Adams v. Eatherly Hardware Co.
This text of 3 S.E. 430 (Adams v. Eatherly Hardware Co.) is published on Counsel Stack Legal Research, covering Supreme Court of Georgia primary law. Counsel Stack provides free access to over 12 million legal documents including statutes, case law, regulations, and constitutions.
Opinion
The question in this case was, whether certain goods had been sold by the Eatherly Hardware Company to C. L. Laney individually, or to O. L. Laney & Co. Upon the trial of the case, Eatherly and another member of the firm (the Eatherly Hardware Company), over objection of [489]*489the defendant, were allowed to testify that these goods had been sold to Laney, and how it came that they treated with Laney individually and not with Laney & Co. Laney being dead, it was objected that this testimony was inadmissible. The court overruled that objection and allowed the testimony.

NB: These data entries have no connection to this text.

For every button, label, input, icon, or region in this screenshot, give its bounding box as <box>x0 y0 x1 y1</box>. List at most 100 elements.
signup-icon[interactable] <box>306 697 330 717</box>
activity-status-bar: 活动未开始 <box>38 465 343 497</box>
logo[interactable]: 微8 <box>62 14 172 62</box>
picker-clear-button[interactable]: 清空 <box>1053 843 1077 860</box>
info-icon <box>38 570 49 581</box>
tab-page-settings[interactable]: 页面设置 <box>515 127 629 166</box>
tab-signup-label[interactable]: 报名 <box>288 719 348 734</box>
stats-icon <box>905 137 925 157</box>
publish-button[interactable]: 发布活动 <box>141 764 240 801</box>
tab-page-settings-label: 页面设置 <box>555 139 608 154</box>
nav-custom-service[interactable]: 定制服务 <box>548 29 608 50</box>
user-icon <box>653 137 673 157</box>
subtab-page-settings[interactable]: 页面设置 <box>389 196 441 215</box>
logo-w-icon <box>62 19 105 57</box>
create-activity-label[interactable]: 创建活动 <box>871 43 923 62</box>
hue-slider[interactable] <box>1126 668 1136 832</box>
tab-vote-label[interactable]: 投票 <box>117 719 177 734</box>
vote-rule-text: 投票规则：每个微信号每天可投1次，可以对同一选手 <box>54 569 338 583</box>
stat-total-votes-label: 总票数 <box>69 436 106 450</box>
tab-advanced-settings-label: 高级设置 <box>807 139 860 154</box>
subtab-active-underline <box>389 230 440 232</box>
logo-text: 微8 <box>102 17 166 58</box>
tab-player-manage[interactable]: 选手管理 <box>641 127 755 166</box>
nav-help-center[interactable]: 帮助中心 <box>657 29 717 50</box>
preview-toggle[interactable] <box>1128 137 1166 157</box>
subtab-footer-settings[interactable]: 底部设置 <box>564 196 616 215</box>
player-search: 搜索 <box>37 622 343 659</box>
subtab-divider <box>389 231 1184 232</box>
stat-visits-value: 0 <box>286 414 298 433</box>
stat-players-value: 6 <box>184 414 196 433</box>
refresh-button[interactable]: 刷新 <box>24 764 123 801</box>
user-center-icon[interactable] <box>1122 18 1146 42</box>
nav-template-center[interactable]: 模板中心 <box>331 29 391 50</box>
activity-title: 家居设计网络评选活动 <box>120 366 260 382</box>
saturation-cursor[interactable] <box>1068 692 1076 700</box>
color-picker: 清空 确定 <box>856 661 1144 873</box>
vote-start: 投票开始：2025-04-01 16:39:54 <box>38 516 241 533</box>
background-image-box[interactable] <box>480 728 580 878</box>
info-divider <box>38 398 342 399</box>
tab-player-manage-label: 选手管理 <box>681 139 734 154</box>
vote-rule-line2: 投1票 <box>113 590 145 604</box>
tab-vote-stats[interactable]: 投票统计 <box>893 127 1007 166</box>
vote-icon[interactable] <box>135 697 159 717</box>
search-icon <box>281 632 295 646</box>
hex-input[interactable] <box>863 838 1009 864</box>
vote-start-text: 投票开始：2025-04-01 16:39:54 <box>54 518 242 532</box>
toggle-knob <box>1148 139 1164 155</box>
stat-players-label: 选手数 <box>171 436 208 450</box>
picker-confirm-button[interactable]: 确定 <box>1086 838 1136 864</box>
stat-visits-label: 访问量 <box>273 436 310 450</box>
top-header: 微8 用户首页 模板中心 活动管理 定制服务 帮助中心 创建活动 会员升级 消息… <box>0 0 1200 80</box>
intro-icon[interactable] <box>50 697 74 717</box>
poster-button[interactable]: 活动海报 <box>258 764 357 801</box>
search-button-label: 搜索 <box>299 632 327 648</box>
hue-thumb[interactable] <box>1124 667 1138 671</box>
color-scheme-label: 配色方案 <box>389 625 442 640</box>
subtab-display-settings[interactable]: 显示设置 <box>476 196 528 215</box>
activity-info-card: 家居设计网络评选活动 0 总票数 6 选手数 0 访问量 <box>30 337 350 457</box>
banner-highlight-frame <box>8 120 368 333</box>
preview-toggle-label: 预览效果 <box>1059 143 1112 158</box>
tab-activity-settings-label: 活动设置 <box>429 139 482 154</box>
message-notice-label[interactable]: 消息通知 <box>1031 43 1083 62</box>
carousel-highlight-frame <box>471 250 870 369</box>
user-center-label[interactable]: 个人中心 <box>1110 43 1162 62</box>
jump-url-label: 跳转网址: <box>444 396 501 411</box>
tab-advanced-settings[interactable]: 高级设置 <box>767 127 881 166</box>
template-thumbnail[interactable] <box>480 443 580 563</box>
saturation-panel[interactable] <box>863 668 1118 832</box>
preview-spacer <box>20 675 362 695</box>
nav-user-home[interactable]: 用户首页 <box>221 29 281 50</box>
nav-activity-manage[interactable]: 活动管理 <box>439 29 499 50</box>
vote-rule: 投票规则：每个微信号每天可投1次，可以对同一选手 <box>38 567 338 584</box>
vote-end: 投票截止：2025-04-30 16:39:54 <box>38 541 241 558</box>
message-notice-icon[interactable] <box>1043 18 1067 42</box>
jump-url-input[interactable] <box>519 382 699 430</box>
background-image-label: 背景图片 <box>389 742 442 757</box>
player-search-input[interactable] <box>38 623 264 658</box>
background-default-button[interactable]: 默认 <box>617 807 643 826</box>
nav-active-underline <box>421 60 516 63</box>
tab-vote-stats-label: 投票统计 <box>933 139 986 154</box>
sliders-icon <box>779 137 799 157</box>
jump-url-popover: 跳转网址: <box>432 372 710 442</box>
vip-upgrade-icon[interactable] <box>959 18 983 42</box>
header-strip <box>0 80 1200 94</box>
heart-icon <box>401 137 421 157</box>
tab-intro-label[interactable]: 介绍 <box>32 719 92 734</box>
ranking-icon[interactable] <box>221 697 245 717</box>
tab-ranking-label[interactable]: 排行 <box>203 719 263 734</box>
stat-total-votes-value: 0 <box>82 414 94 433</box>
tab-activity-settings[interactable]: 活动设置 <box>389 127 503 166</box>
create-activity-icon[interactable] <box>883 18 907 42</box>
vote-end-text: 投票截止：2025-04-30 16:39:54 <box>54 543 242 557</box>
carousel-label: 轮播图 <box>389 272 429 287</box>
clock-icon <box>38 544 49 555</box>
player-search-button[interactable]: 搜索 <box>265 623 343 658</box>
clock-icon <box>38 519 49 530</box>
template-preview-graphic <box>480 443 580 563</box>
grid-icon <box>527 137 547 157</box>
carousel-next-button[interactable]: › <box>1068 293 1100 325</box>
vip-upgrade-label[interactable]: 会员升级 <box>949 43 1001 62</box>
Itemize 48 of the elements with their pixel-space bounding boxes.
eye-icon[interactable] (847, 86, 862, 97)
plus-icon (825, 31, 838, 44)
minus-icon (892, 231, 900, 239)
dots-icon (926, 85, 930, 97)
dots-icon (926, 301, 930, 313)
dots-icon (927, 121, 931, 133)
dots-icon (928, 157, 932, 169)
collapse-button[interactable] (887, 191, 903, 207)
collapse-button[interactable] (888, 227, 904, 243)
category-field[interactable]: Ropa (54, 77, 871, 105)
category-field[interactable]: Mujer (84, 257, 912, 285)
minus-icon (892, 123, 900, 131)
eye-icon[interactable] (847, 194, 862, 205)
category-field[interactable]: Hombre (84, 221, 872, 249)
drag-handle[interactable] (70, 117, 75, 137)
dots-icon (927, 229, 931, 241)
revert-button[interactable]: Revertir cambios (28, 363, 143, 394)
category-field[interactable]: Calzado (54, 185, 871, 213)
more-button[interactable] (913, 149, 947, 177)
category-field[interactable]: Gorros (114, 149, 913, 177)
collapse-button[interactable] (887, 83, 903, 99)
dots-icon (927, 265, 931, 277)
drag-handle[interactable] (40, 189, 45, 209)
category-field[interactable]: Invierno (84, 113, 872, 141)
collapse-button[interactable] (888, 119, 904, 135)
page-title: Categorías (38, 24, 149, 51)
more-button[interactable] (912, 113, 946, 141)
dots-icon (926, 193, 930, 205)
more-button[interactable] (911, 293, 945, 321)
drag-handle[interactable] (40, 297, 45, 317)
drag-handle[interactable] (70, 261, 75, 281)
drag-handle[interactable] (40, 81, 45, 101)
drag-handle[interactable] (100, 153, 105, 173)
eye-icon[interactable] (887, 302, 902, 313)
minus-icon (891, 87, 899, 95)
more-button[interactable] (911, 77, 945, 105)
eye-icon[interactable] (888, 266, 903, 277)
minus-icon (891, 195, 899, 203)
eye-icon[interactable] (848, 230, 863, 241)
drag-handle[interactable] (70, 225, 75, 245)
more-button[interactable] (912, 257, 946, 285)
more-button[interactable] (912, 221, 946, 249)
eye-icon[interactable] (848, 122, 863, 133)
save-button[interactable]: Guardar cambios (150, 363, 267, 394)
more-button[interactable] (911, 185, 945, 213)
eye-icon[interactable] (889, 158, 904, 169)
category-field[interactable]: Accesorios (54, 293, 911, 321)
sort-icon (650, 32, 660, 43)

We think the court was wrong. Under the act of 1866, Laney being dead, these parties -were incompetent witnesses. They were incompetent at common law, and could only be competent under the statute; yet by the provisions of the act of 1866, which prescribes that where one of the original parties to the contract or cause of action is dead, the other party shall not be permitted to testify, the law is left just where it stood before the passage of the act. For this reason, we think that the court erred. Furthermore, we think the testimony itself was inadmissible. They testified as to what took place in their own minds; to conclusions they had arrived at. Their impressions were allowed to go to the jury. This was improper testimony.
We think the court below erred in refusing to grant a new trial; and the judgment is reversed.